Time Frame: Cohorts 1 and 2, Day 1: 0 (predose), 0.5, 1, 1.5, 2, 3, 4, 6, 8, 12, 18, and 24 hours postdose; Day 7: 0 (predose), 0.5, 1, 1.5, 2, 3, 4, 6, 8, 12, 18, 24, 36, 48, 60, 72, 96, and 120 hours postdose

Cmax is maximum observed concentration of drug in plasma.

Part A: Clast: Last Observed Quantifiable Plasma Concentration of Tirabrutinib

Time Frame: Cohorts 1 and 2, Day 1: 0 (predose), 0.5, 1, 1.5, 2, 3, 4, 6, 8, 12, 18, and 24 hours postdose; Day 7: 0 (predose), 0.5, 1, 1.5, 2, 3, 4, 6, 8, 12, 18, 24, 36, 48, 60, 72, 96, and 120 hours postdose

Clast is the last observed concentration of drug in plasma.

Part A: Tmax: Time (Observed Time Point) of Cmax of Tirabrutinib

Time Frame: Cohorts 1 and 2, Day 1: 0 (predose), 0.5, 1, 1.5, 2, 3, 4, 6, 8, 12, 18, and 24 hours postdose; Day 7: 0 (predose), 0.5, 1, 1.5, 2, 3, 4, 6, 8, 12, 18, 24, 36, 48, 60, 72, 96, and 120 hours postdose

Tmax is the time observed for the Cmax of tirabrutinib.

Part A: AUCtau: Area Under the Plasma Concentration (AUC) Versus Time Curve Over the Dosing Interval of Tirabrutinib

Time Frame: Cohorts 1 and 2, Day 7: 0 (predose), 0.5, 1, 1.5, 2, 3, 4, 6, 8, 12, 18, 24, 36, 48, 60, 72, 96, and 120 hours postdose relative to the morning dose

AUC is concentration of drug over time (area under the plasma concentration versus time curve).
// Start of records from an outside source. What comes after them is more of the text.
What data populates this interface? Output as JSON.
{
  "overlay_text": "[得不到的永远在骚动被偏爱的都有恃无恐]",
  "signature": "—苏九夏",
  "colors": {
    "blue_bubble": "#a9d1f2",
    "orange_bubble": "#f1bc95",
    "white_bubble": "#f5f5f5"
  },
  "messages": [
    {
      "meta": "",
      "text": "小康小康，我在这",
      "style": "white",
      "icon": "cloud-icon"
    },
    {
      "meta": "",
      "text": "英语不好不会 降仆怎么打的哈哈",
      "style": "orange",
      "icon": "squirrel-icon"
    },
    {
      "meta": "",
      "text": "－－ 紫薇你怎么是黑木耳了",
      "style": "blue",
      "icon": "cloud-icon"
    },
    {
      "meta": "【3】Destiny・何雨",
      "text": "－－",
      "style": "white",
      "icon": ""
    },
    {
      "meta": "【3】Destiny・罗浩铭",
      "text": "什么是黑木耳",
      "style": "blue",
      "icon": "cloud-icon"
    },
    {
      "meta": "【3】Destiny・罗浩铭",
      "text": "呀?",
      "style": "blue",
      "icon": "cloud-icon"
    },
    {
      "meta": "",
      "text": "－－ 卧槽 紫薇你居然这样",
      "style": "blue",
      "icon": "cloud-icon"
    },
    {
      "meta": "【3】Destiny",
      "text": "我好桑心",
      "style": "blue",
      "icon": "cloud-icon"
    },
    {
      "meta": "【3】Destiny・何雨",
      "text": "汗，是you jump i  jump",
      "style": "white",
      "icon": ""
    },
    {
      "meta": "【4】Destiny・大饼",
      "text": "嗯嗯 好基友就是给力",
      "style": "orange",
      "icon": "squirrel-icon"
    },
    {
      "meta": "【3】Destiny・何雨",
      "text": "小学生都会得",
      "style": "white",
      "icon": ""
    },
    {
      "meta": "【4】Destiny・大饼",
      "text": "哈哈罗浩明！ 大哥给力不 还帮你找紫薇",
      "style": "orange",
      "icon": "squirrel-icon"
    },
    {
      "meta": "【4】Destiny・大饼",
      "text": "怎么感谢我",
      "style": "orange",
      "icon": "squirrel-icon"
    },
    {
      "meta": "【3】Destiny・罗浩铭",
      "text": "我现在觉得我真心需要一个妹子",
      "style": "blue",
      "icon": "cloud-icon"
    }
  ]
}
Part B: Percentage of Participants Who Experienced TEAEs

Time Frame: First dose date up to last dose (maximum: 29 days) plus 30 days

An AE is any untoward medical occurrence in a clinical study participant administered a medicinal product, which does not necessarily have a causal relationship with the treatment. An AE can therefore be any unfavorable and/or unintended sign, symptom, or disease temporally associated with the use of a medicinal product, whether or not considered related to the medicinal product. TEAEs were defined as 1 or both of the following: Any AEs with an onset date on or after the study drug start date and no later than 30 days after permanent discontinuation of study drug and/or Any AEs leading to premature discontinuation of study drug.

Part B: Percentage of Participants With 12-Lead ECG Abnormalities

Time Frame: First dose date up to last dose (maximum: 29 days) plus 30 days

Part A: Tlast: Time (Observed Time Point) of Clast of Tirabrutinib

Time Frame: Cohorts 1 and 2, Day 1: 0 (predose), 0.5, 1, 1.5, 2, 3, 4, 6, 8, 12, 18, and 24 hours postdose; Day 7: 0 (predose), 0.5, 1, 1.5, 2, 3, 4, 6, 8, 12, 18, 24, 36, 48, 60, 72, 96, and 120 hours postdose

Tlast is the time observed for the Clast of tirabrutinib.